Wolfgang Leander left Germany only after he and aviation friends of his had to realize that the Nazis were serious about solving what they called the "Jewish Question". The determination of the Germans to expel the Jews from their society the became a stark reality when the infamous Nuremberg Racial Laws were introduced in 1935.  


Still, neither my father nor even pessimistic contemporaries, Jewish and non-Jewish, could imagine how the barbaric Jew-hatred and the exclusionary policies of the Hitler regime would develop only a few years later, when Hermann Goering, a veteran aviator and fighter ace of WW1, would order SS-General Reinhard Heydrich, known as the "Blonde Beast" among his peers,  to draw up a master plan for a "Final Solution" of the Jewish Question.

Many German Jews put their trust into the "other" Germany - the Germany of Goethe, Schiller, Lessing, Herder, the philosophers, the composers who have so much enriched German cultural life, and shaped the country's identity as one of the most civilized modern nations. 

As we painfully know today, history proved these naive, patriotic German Jews  completely wrong: Their fate in the "new" Germany, the Third Reich, lay in the hands of the implacable 'Masters of Death': Heydrich, Himmler, Eichmann, and all those almost anonymous hundreds of thousands of Hitler's 'willing executioners'. 

Back to South America.

After working as a representative of two important German airplane manufacturers (Focke Wulf and Buecker) for almost one year out of Rio de Janeiro, my dad eventually settled in Bolivia in 1937 when he was invited to join the local airline, Lloyd Aereo Boliviano, as a commercial pilot.

The Lloyd Aereo Boliviano had a strong German element in its beginnings: The company  was founded in 1925 by progressive German residents in Bolivia; the fleet consisted mostly of Junkers aircraft (F-13, W-34, Ju-86, and the famous Ju-52); the General Manager and chief pilot, Hermann Schroth, was a German  aviation pioneer (he was the first one to cross the Mediterranean Sea by air); technical support was given by the Dessau-based Junkers company; the majority of pilots and mechanics were Germans. 

"El Lloyd", as the airline was commonly called in Bolivia, was associated with the Deutsche Lufthansa through its Brazilian subsidiary, the 'Sindicato Condor', to be in a position to offer their passengers connecting flights to the major cities in Brazil.

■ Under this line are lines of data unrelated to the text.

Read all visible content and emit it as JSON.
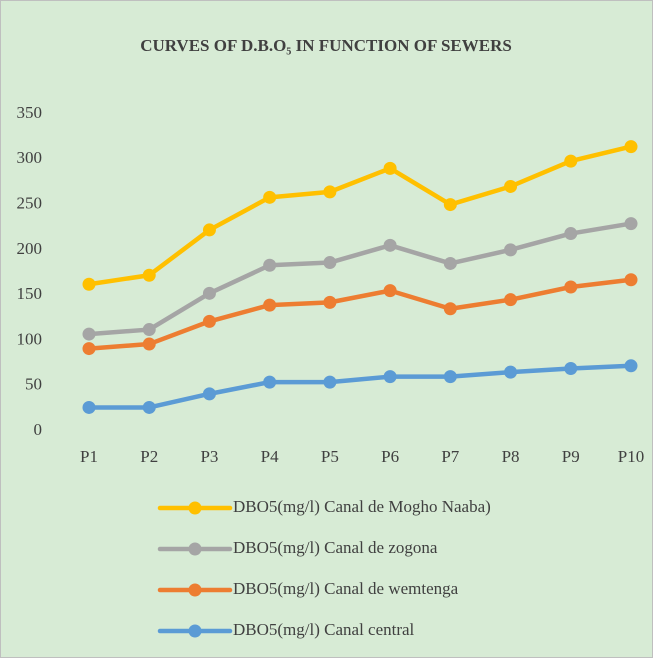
{
  "chart_data": {
    "type": "line",
    "title": "CURVES OF D.B.O₅ IN FUNCTION OF SEWERS",
    "categories": [
      "P1",
      "P2",
      "P3",
      "P4",
      "P5",
      "P6",
      "P7",
      "P8",
      "P9",
      "P10"
    ],
    "series": [
      {
        "name": "DBO5(mg/l) Canal de Mogho Naaba)",
        "color": "#ffc000",
        "values": [
          162,
          172,
          222,
          258,
          264,
          290,
          250,
          270,
          298,
          314
        ]
      },
      {
        "name": "DBO5(mg/l) Canal de zogona",
        "color": "#a5a5a5",
        "values": [
          107,
          112,
          152,
          183,
          186,
          205,
          185,
          200,
          218,
          229
        ]
      },
      {
        "name": "DBO5(mg/l) Canal de wemtenga",
        "color": "#ed7d31",
        "values": [
          91,
          96,
          121,
          139,
          142,
          155,
          135,
          145,
          159,
          167
        ]
      },
      {
        "name": "DBO5(mg/l) Canal central",
        "color": "#5b9bd5",
        "values": [
          26,
          26,
          41,
          54,
          54,
          60,
          60,
          65,
          69,
          72
        ]
      }
    ],
    "ylim": [
      0,
      350
    ],
    "yticks": [
      0,
      50,
      100,
      150,
      200,
      250,
      300,
      350
    ],
    "grid": false,
    "legend": "bottom"
  }
}
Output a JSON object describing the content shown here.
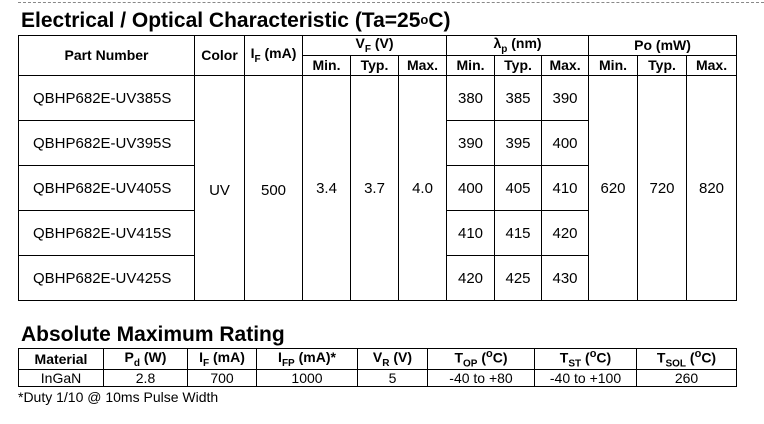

I could write a lot more about my old man, but I will not try your patience any further, dear reader, and stop here with an irony of fate that characterized  his  turbulent life: 

In 1936 circumstances forced my father to leave Germany because he was a Jew; five years later, in September 1941, the Bolivian government, yielding to pressure from the U.S., fired my father, along with all other German employees of the Lloyd Aereo Boliviano,  because he was a German...



4 comments:

DaShark said...

Fascinating!

And it proves that being a crazy daredevil is in your genes! :)

Megan Frances said...

Priceless photograph and wonderful story!

Shark Diver said...

very cool story, he still has that grin

Wolfgang Leander said...

That grin is indeed a Leander trade mark!

Thanks to all of you for your comments.